The idea of a modern CEO putting shareholders’ interests last sounds mildly eccentric in the age of shareholder “value” and “activism”, although the General was certainly ahead of his time as regards corporate social responsibility. The Credo itself is a longer document, with several updates since 1943 (including in 2018 for its 75th anniversary). It begins by prioritising the company’s responsibility to “the doctors, nurses and patients, to mothers and fathers and all others who use our products and services”. Then down the paragraphs, after employees, you will also find responsibilities to communities and the environment. But right at the end:

Our final responsibility is to our stockholders. Business must make a sound profit. We must experiment with new ideas. Research must be carried on, innovative programs developed and mistakes paid for. New equipment must be purchased, new facilities provided and new products launched. Reserves must be created to provide for adverse times. When we operate according to these principles, the stockholders should realize a fair return.

Consider that J&J shareholders have done significantly better than the stock market over 40, 30, 20 and 10 year periods - not a bad outcome to say they come last in the company’s list of priorities! And we suspect that a good part of this success is attributable to J&J’s board, management and employees continuing to adhere to the Credo; now 75 years after it was put on paper – at J&J HQ in New Brunswick it is literally set in stone!
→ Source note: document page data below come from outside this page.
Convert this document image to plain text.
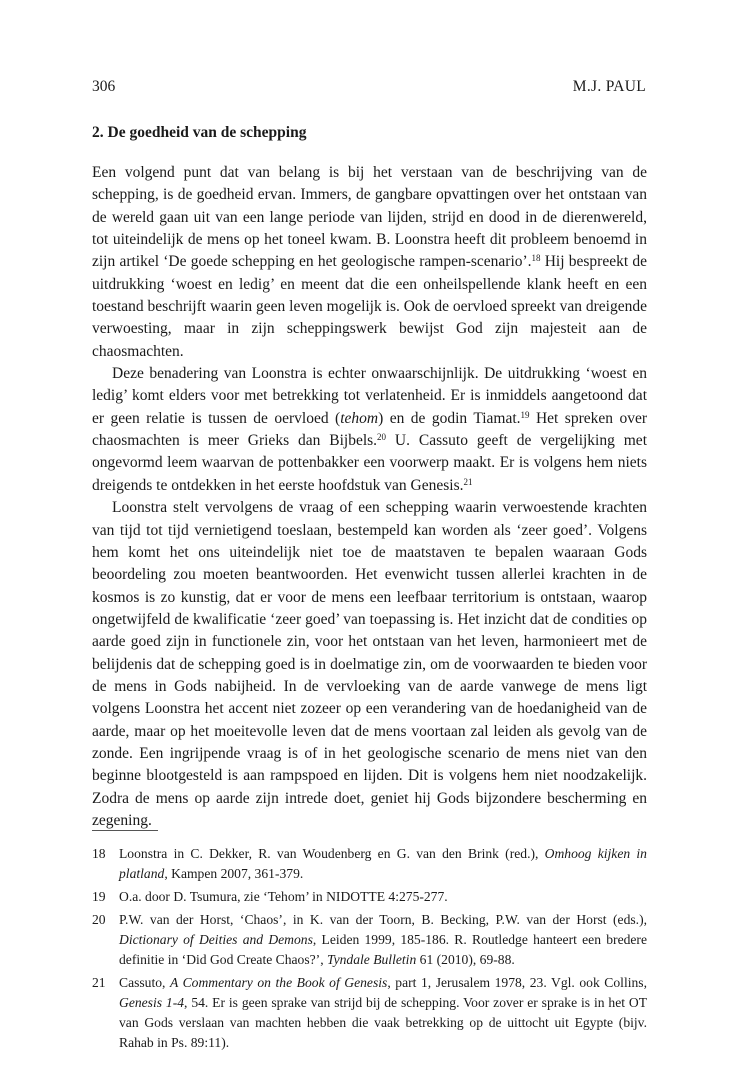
306	M.J. PAUL
2. De goedheid van de schepping

Een volgend punt dat van belang is bij het verstaan van de beschrijving van de schepping, is de goedheid ervan. Immers, de gangbare opvattingen over het ontstaan van de wereld gaan uit van een lange periode van lijden, strijd en dood in de dierenwereld, tot uiteindelijk de mens op het toneel kwam. B. Loonstra heeft dit probleem benoemd in zijn artikel ‘De goede schepping en het geologische rampen-scenario’.$^{18}$ Hij bespreekt de uitdrukking ‘woest en ledig’ en meent dat die een onheilspellende klank heeft en een toestand beschrijft waarin geen leven mogelijk is. Ook de oervloed spreekt van dreigende verwoesting, maar in zijn scheppingswerk bewijst God zijn majesteit aan de chaosmachten.

Deze benadering van Loonstra is echter onwaarschijnlijk. De uitdrukking ‘woest en ledig’ komt elders voor met betrekking tot verlatenheid. Er is inmiddels aangetoond dat er geen relatie is tussen de oervloed (tehom) en de godin Tiamat.$^{19}$ Het spreken over chaosmachten is meer Grieks dan Bijbels.$^{20}$ U. Cassuto geeft de vergelijking met ongevormd leem waarvan de pottenbakker een voorwerp maakt. Er is volgens hem niets dreigends te ontdekken in het eerste hoofdstuk van Genesis.$^{21}$

Loonstra stelt vervolgens de vraag of een schepping waarin verwoestende krachten van tijd tot tijd vernietigend toeslaan, bestempeld kan worden als ‘zeer goed’. Volgens hem komt het ons uiteindelijk niet toe de maatstaven te bepalen waaraan Gods beoordeling zou moeten beantwoorden. Het evenwicht tussen allerlei krachten in de kosmos is zo kunstig, dat er voor de mens een leefbaar territorium is ontstaan, waarop ongetwijfeld de kwalificatie ‘zeer goed’ van toepassing is. Het inzicht dat de condities op aarde goed zijn in functionele zin, voor het ontstaan van het leven, harmonieert met de belijdenis dat de schepping goed is in doelmatige zin, om de voorwaarden te bieden voor de mens in Gods nabijheid. In de vervloeking van de aarde vanwege de mens ligt volgens Loonstra het accent niet zozeer op een verandering van de hoedanigheid van de aarde, maar op het moeitevolle leven dat de mens voortaan zal leiden als gevolg van de zonde. Een ingrijpende vraag is of in het geologische scenario de mens niet van den beginne blootgesteld is aan rampspoed en lijden. Dit is volgens hem niet noodzakelijk. Zodra de mens op aarde zijn intrede doet, geniet hij Gods bijzondere bescherming en zegening.

18 Loonstra in C. Dekker, R. van Woudenberg en G. van den Brink (red.), Omhoog kijken in platland, Kampen 2007, 361-379.
19 O.a. door D. Tsumura, zie ‘Tehom’ in NIDOTTE 4:275-277.
20 P.W. van der Horst, ‘Chaos’, in K. van der Toorn, B. Becking, P.W. van der Horst (eds.), Dictionary of Deities and Demons, Leiden 1999, 185-186. R. Routledge hanteert een bredere definitie in ‘Did God Create Chaos?’, Tyndale Bulletin 61 (2010), 69-88.
21 Cassuto, A Commentary on the Book of Genesis, part 1, Jerusalem 1978, 23. Vgl. ook Collins, Genesis 1-4, 54. Er is geen sprake van strijd bij de schepping. Voor zover er sprake is in het OT van Gods verslaan van machten hebben die vaak betrekking op de uittocht uit Egypte (bijv. Rahab in Ps. 89:11).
The Credo is displayed in 800 J&J buildings around the world, in both the reception lobby and meeting rooms as standard practise, and has been translated into 49 languages. But of course, this is not to say that shareholders are not considered at all –senior management’s compensation is, in part, linked to J&J’s relative shareholder returns over rolling three-year periods.

Source: Johnson & Johnson

Since entering the pharma market in the late 1950s, J&J has excelled by prioritising other interests above the shorter-term concerns of shareholders; and in doing so has achieved a similar effect to Roche in its commitment to long-termism and innovation. J&J’s 1961 acquisition of a small but highly innovative Belgian company, Janssen Pharmaceutica, has parallels with Roche’s acquisition of Genentech. Founder, “Dr Paul” Janssen was one of the 21st century’s all-time great drug discoverers, and stayed with the business until retirement in the 1990s. Still operationally independent to this day, Janssen has become one of the largest and most prolific pharma companies in the world. Numerous current employees worked with and were mentored by Dr Paul, including J&J’s chief scientific officer Dr Paul Stoffels. Dr Stoffels, sees his company’s relationship with society, much in the same way as Roche:

“The answer to economic pressure is innovation. If you bring innovative new drugs into the market, society will be prepared to pay for it. We need to produce more and more significant innovation to be reimbursed by the payers in the world.”
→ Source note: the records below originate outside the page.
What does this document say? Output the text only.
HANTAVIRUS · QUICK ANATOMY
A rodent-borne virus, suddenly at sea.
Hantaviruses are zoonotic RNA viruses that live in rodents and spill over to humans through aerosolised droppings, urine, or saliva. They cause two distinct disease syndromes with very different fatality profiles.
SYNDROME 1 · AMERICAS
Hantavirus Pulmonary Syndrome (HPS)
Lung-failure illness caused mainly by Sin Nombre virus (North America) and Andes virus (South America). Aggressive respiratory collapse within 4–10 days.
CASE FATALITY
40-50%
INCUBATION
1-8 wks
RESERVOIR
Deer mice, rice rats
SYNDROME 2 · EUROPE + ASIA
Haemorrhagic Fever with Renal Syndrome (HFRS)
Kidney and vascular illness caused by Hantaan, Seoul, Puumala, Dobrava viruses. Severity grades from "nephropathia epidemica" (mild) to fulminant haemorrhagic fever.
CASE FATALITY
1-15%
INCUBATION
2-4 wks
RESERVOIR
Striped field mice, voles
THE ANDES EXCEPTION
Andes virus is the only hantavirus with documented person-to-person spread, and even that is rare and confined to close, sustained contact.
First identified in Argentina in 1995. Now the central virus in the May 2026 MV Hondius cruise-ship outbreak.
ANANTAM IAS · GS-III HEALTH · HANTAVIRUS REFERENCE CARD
Roche and J&J have differing approaches when it comes to R&D, and we could spend many additional words on this topic. But it seems clear to us that both acknowledge the fundamental importance of innovation to the long-term sustainability of their business and its importance in addressing unmet medical need; while their distinct governance structures provide an environment that facilitates persistence in long-term thinking. None of this is to say that the models are infallible or the execution flawless – notably Roche had some set-backs to its business in the 1970s, while J&J has been working through some much-publicised issues of its own in recent years. Nevertheless, the models at Roche and J&J have been more robust than most and we see them as a way for addressing the challenges and exploiting the opportunities of the pharma industry. We aim to look at all pharma investments in a similar way.